I never said my SC was perfect, just that with the correct prop and height settings blowout wasn't an issue for me. The tunnel design needs some work. I gave Kameron a choice in props when I sold him the boat, he chose the 3 blade. The 4 blade power tech held significantly better however it was a slower prop. With the 4 blade and the height setting I had I could run a winding creek without any issues. 

As suggested if you back off the throttle slightly going into a turn it is less of an issue. If you gun it going into the turn it can cause problems.

In my opinion I see people putting jack plates on the SC16 when it isn't necessary. Then they complain about the prop blow out. The jack plate only magnifies the issue. It runs stupid skinny without a plate. With trim tabs you can raise the stern when needed.


----------



## Maverick904 (May 28, 2013)

My issues with the turning dont have to do with blowing out. I literally have to throw all of my weight into it for the boat to make a somewhat decent turn. I have actually noticed the boat even do what seems to only be described as a crab walk when I turn the tiller and dont lean into it. Also I have noticed the bow likes to dig and I can actually get spray over the bow on sharper turns (in slick calm conditions).
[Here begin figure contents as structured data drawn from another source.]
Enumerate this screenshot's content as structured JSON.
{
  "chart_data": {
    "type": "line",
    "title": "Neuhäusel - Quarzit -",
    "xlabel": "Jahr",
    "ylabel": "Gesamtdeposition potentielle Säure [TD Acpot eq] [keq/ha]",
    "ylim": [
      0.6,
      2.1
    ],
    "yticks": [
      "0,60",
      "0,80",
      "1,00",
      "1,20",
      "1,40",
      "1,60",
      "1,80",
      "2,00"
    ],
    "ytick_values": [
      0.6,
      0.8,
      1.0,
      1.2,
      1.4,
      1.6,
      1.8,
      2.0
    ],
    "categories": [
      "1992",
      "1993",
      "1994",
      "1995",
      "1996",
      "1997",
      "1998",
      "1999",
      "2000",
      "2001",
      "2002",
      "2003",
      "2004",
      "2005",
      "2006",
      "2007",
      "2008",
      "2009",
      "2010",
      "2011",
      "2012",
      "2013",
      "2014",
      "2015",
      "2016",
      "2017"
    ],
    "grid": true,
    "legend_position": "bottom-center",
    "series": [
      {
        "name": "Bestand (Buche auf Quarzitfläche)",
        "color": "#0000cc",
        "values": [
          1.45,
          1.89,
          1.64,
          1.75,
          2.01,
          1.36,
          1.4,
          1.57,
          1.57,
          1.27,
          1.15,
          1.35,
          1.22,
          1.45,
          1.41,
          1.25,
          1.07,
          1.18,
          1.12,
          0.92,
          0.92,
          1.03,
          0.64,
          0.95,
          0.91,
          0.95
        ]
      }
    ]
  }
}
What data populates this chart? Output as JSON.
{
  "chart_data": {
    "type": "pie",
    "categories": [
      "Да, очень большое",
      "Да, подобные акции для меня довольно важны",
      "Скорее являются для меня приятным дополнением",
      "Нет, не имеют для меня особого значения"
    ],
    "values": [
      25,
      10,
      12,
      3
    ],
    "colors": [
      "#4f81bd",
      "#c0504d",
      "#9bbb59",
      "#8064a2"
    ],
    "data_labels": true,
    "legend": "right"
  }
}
And that is driving solo so no extra weight towards the bow..and 230 lbs of me sitting on the rear deck.

That being said its a great little boat to do what it was designed to do. get stupid shallow and pole easily.


----------



## MUD_MINNOW (Oct 16, 2011)

More than happy to meet anyone at the ramp to give FREE test rides so this topic can be put to rest.  My SC18 with a 30 Tohatsu with electric trim and tilt and 4 blade power tech prop turns as sharp as the tiller will allow it to.  Granted the motor does need to be trimmed all the way down to do so.  I can hit 31 MPH NOT loaded with just myself in the skiff 210 lbs. 

I have had the boat fully loaded myself, another 200lb+ guy, two children, 18 gal live well, ice, 12 gal fuel, batteries, tackle, etc... the skiff has no prob getting on plane and will reach 26 MPH. 
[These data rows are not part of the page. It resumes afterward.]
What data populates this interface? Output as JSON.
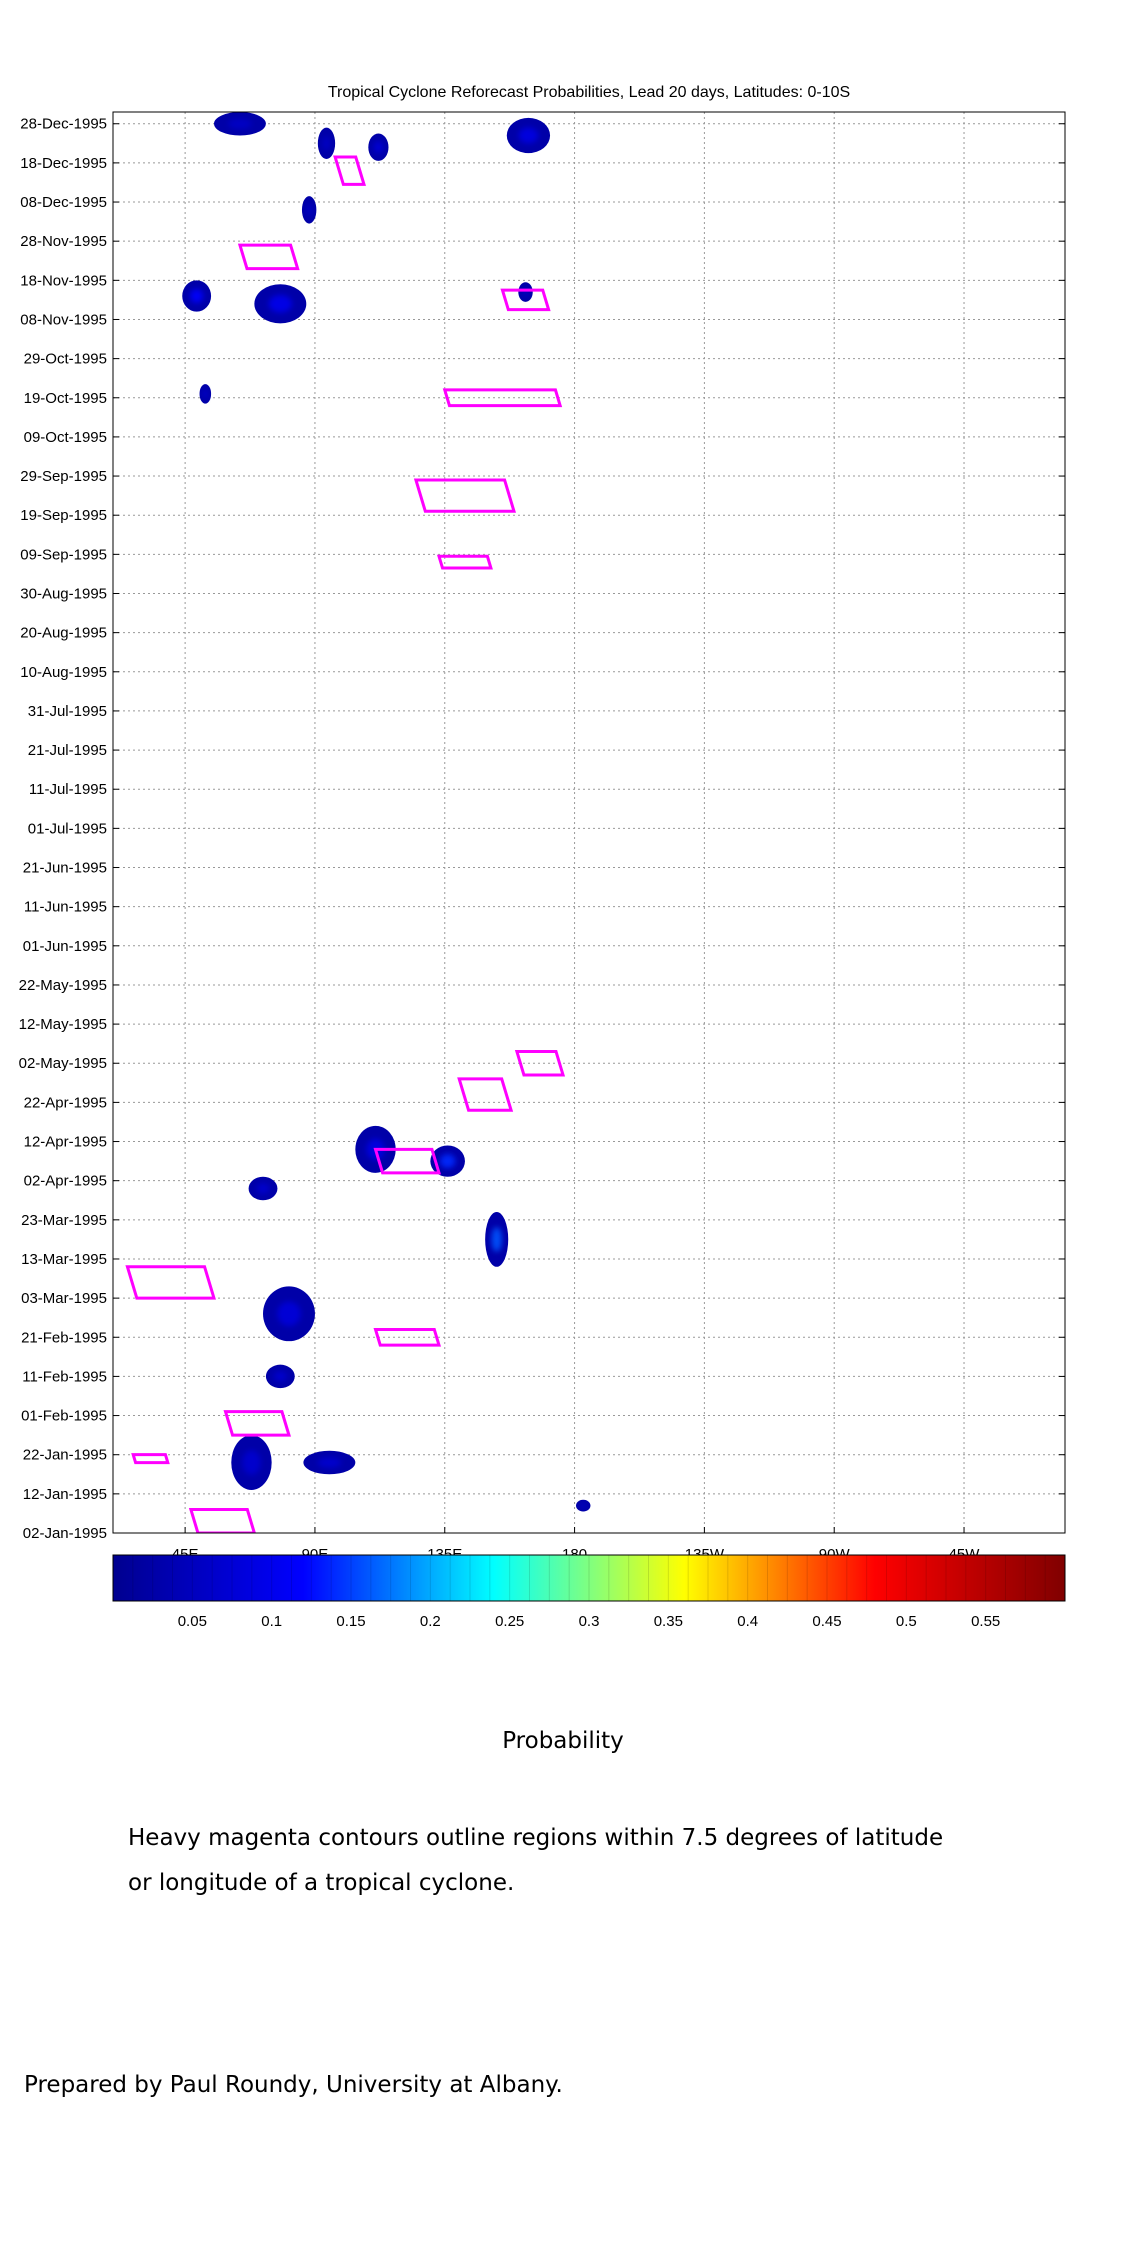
{
  "chart_data": {
    "type": "heatmap",
    "title": "Tropical Cyclone Reforecast Probabilities, Lead 20 days, Latitudes: 0-10S",
    "x_ticks": [
      {
        "lon": 45,
        "label": "45E"
      },
      {
        "lon": 90,
        "label": "90E"
      },
      {
        "lon": 135,
        "label": "135E"
      },
      {
        "lon": 180,
        "label": "180"
      },
      {
        "lon": 225,
        "label": "135W"
      },
      {
        "lon": 270,
        "label": "90W"
      },
      {
        "lon": 315,
        "label": "45W"
      }
    ],
    "xlim": [
      20,
      350
    ],
    "y_ticks": [
      {
        "day": 0,
        "label": "02-Jan-1995"
      },
      {
        "day": 10,
        "label": "12-Jan-1995"
      },
      {
        "day": 20,
        "label": "22-Jan-1995"
      },
      {
        "day": 30,
        "label": "01-Feb-1995"
      },
      {
        "day": 40,
        "label": "11-Feb-1995"
      },
      {
        "day": 50,
        "label": "21-Feb-1995"
      },
      {
        "day": 60,
        "label": "03-Mar-1995"
      },
      {
        "day": 70,
        "label": "13-Mar-1995"
      },
      {
        "day": 80,
        "label": "23-Mar-1995"
      },
      {
        "day": 90,
        "label": "02-Apr-1995"
      },
      {
        "day": 100,
        "label": "12-Apr-1995"
      },
      {
        "day": 110,
        "label": "22-Apr-1995"
      },
      {
        "day": 120,
        "label": "02-May-1995"
      },
      {
        "day": 130,
        "label": "12-May-1995"
      },
      {
        "day": 140,
        "label": "22-May-1995"
      },
      {
        "day": 150,
        "label": "01-Jun-1995"
      },
      {
        "day": 160,
        "label": "11-Jun-1995"
      },
      {
        "day": 170,
        "label": "21-Jun-1995"
      },
      {
        "day": 180,
        "label": "01-Jul-1995"
      },
      {
        "day": 190,
        "label": "11-Jul-1995"
      },
      {
        "day": 200,
        "label": "21-Jul-1995"
      },
      {
        "day": 210,
        "label": "31-Jul-1995"
      },
      {
        "day": 220,
        "label": "10-Aug-1995"
      },
      {
        "day": 230,
        "label": "20-Aug-1995"
      },
      {
        "day": 240,
        "label": "30-Aug-1995"
      },
      {
        "day": 250,
        "label": "09-Sep-1995"
      },
      {
        "day": 260,
        "label": "19-Sep-1995"
      },
      {
        "day": 270,
        "label": "29-Sep-1995"
      },
      {
        "day": 280,
        "label": "09-Oct-1995"
      },
      {
        "day": 290,
        "label": "19-Oct-1995"
      },
      {
        "day": 300,
        "label": "29-Oct-1995"
      },
      {
        "day": 310,
        "label": "08-Nov-1995"
      },
      {
        "day": 320,
        "label": "18-Nov-1995"
      },
      {
        "day": 330,
        "label": "28-Nov-1995"
      },
      {
        "day": 340,
        "label": "08-Dec-1995"
      },
      {
        "day": 350,
        "label": "18-Dec-1995"
      },
      {
        "day": 360,
        "label": "28-Dec-1995"
      }
    ],
    "ylim": [
      0,
      363
    ],
    "grid": true,
    "colorbar": {
      "min": 0.0,
      "max": 0.6,
      "ticks": [
        0.05,
        0.1,
        0.15,
        0.2,
        0.25,
        0.3,
        0.35,
        0.4,
        0.45,
        0.5,
        0.55
      ],
      "tick_labels": [
        "0.05",
        "0.1",
        "0.15",
        "0.2",
        "0.25",
        "0.3",
        "0.35",
        "0.4",
        "0.45",
        "0.5",
        "0.55"
      ],
      "colors": [
        "#00008f",
        "#0000ff",
        "#00ffff",
        "#ffff00",
        "#ff0000",
        "#800000"
      ],
      "label": "Probability"
    },
    "contour_color": "#ff00ff",
    "blob_color": "#0000a8",
    "probability_patches": [
      {
        "lon": 64,
        "day": 360,
        "w": 18,
        "h": 6,
        "p": 0.06
      },
      {
        "lon": 94,
        "day": 355,
        "w": 6,
        "h": 8,
        "p": 0.06
      },
      {
        "lon": 88,
        "day": 338,
        "w": 5,
        "h": 7,
        "p": 0.06
      },
      {
        "lon": 112,
        "day": 354,
        "w": 7,
        "h": 7,
        "p": 0.08
      },
      {
        "lon": 164,
        "day": 357,
        "w": 15,
        "h": 9,
        "p": 0.09
      },
      {
        "lon": 49,
        "day": 316,
        "w": 10,
        "h": 8,
        "p": 0.12
      },
      {
        "lon": 78,
        "day": 314,
        "w": 18,
        "h": 10,
        "p": 0.1
      },
      {
        "lon": 163,
        "day": 317,
        "w": 5,
        "h": 5,
        "p": 0.06
      },
      {
        "lon": 52,
        "day": 291,
        "w": 4,
        "h": 5,
        "p": 0.07
      },
      {
        "lon": 111,
        "day": 98,
        "w": 14,
        "h": 12,
        "p": 0.09
      },
      {
        "lon": 136,
        "day": 95,
        "w": 12,
        "h": 8,
        "p": 0.14
      },
      {
        "lon": 72,
        "day": 88,
        "w": 10,
        "h": 6,
        "p": 0.07
      },
      {
        "lon": 153,
        "day": 75,
        "w": 8,
        "h": 14,
        "p": 0.16
      },
      {
        "lon": 81,
        "day": 56,
        "w": 18,
        "h": 14,
        "p": 0.08
      },
      {
        "lon": 78,
        "day": 40,
        "w": 10,
        "h": 6,
        "p": 0.07
      },
      {
        "lon": 68,
        "day": 18,
        "w": 14,
        "h": 14,
        "p": 0.07
      },
      {
        "lon": 95,
        "day": 18,
        "w": 18,
        "h": 6,
        "p": 0.07
      },
      {
        "lon": 183,
        "day": 7,
        "w": 5,
        "h": 3,
        "p": 0.06
      }
    ],
    "contours": [
      {
        "lon": 74,
        "day": 326,
        "w": 20,
        "h": 6,
        "p": 0.05
      },
      {
        "lon": 163,
        "day": 315,
        "w": 16,
        "h": 5,
        "p": 0.05
      },
      {
        "lon": 102,
        "day": 348,
        "w": 10,
        "h": 7,
        "p": 0.05
      },
      {
        "lon": 155,
        "day": 290,
        "w": 40,
        "h": 4,
        "p": 0.05
      },
      {
        "lon": 142,
        "day": 265,
        "w": 34,
        "h": 8,
        "p": 0.05
      },
      {
        "lon": 142,
        "day": 248,
        "w": 18,
        "h": 3,
        "p": 0.05
      },
      {
        "lon": 149,
        "day": 112,
        "w": 18,
        "h": 8,
        "p": 0.05
      },
      {
        "lon": 168,
        "day": 120,
        "w": 16,
        "h": 6,
        "p": 0.05
      },
      {
        "lon": 122,
        "day": 95,
        "w": 22,
        "h": 6,
        "p": 0.05
      },
      {
        "lon": 40,
        "day": 64,
        "w": 30,
        "h": 8,
        "p": 0.05
      },
      {
        "lon": 122,
        "day": 50,
        "w": 22,
        "h": 4,
        "p": 0.05
      },
      {
        "lon": 70,
        "day": 28,
        "w": 22,
        "h": 6,
        "p": 0.05
      },
      {
        "lon": 33,
        "day": 19,
        "w": 12,
        "h": 2,
        "p": 0.05
      },
      {
        "lon": 58,
        "day": 3,
        "w": 22,
        "h": 6,
        "p": 0.05
      }
    ]
  },
  "colorbar_label": "Probability",
  "note_line_1": "Heavy magenta contours outline regions within 7.5 degrees of latitude",
  "note_line_2": "or longitude of a tropical cyclone.",
  "credit": "Prepared by Paul Roundy, University at Albany."
}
The guys who have had issues with "blow out" either have added a jack plate or have outboards without elect trim/tilt.  A 4 blade is a must!! I myself had 2 different 3 blade props from Prop Gods... not of them grabbed like the 4. 

Certainly not saying the SC18 will turn like a caiman...but the SC18 is a TUNNEL!! Get the right motor/prop and don't mess with it.

St. Augustine, FL if anyone wants to go for a spin... no pun intended.


----------



## MUD_MINNOW (Oct 16, 2011)




----------



## Boerne (Jul 11, 2014)

cool pics. can you give the specifics on which prop you have. I plan to pick up my 18ft SC in Nov. Thanks for great info. on the SC


----------



## el9surf (Dec 23, 2008)

Depending on whether the tabs are engaged and how the motor is trimmed you should be able to adjust for that. I never noticed it. I still have the 4 blade if you want to give it a shot.

Traditionally tunnels sacrifice a bit of draft and performance to go where other boats can't.


----------



## paint it black (Nov 3, 2007)

Just got back from the keys fishing the Herman Lucerne Memorial. With gear and two anglers, after a carb job the skiff (17 non tunnel) hit new wot top speed of 29.6 with the yammy 25 two smoke with a banged up prop. I am digging this skiff. Photos to come.


----------



## bermuda (Aug 22, 2010)

Wow - does that yammy have PTT?


----------



## paint it black (Nov 3, 2007)

> Wow - does that yammy have PTT?



It does not. I will probably be putting this outboard forsale and going with a 30HP with PTT in the future.


----------



## bermuda (Aug 22, 2010)

Thats a nice speed for no PTT though - what hole did you put the manual tilt on? 

Thanks


----------



## paint it black (Nov 3, 2007)

> Thats a nice speed for no PTT though - what hole did you put the manual tilt on?
> 
> Thanks


I believe it's at the bottom hole, if not, it's at the one just before bottom.


----------



## Trippt133 (May 30, 2010)

Tidal Fly -

Dd you end up purchasing a Shadowcast? I'm in Mt. pleasant also, and checked this skiff out at the boat show earlier this year. I like the draft numbers and price point, but worry about large boat wakes in the waterway. I've had some close calls in smaller flats boats before.


----------



## jpnewman (May 8, 2013)

TDean,

I didn't end up buying one, just stuck with my ghost. However, the shadow cast would be a sweet skiff for our area, particularly if you are fishing primarily in the waterway.


----------



## Trippt133 (May 30, 2010)

Got it thanks. I have an email in for an updated price sheet. I think it would definitely be a great skiff for sight fishing, especially with a fly rod. Just not sure how comfortable the soon to be wife would be cruising to capers for the day in it. Going to be a few months before I can get the finances in order, just in the researching phase now.


----------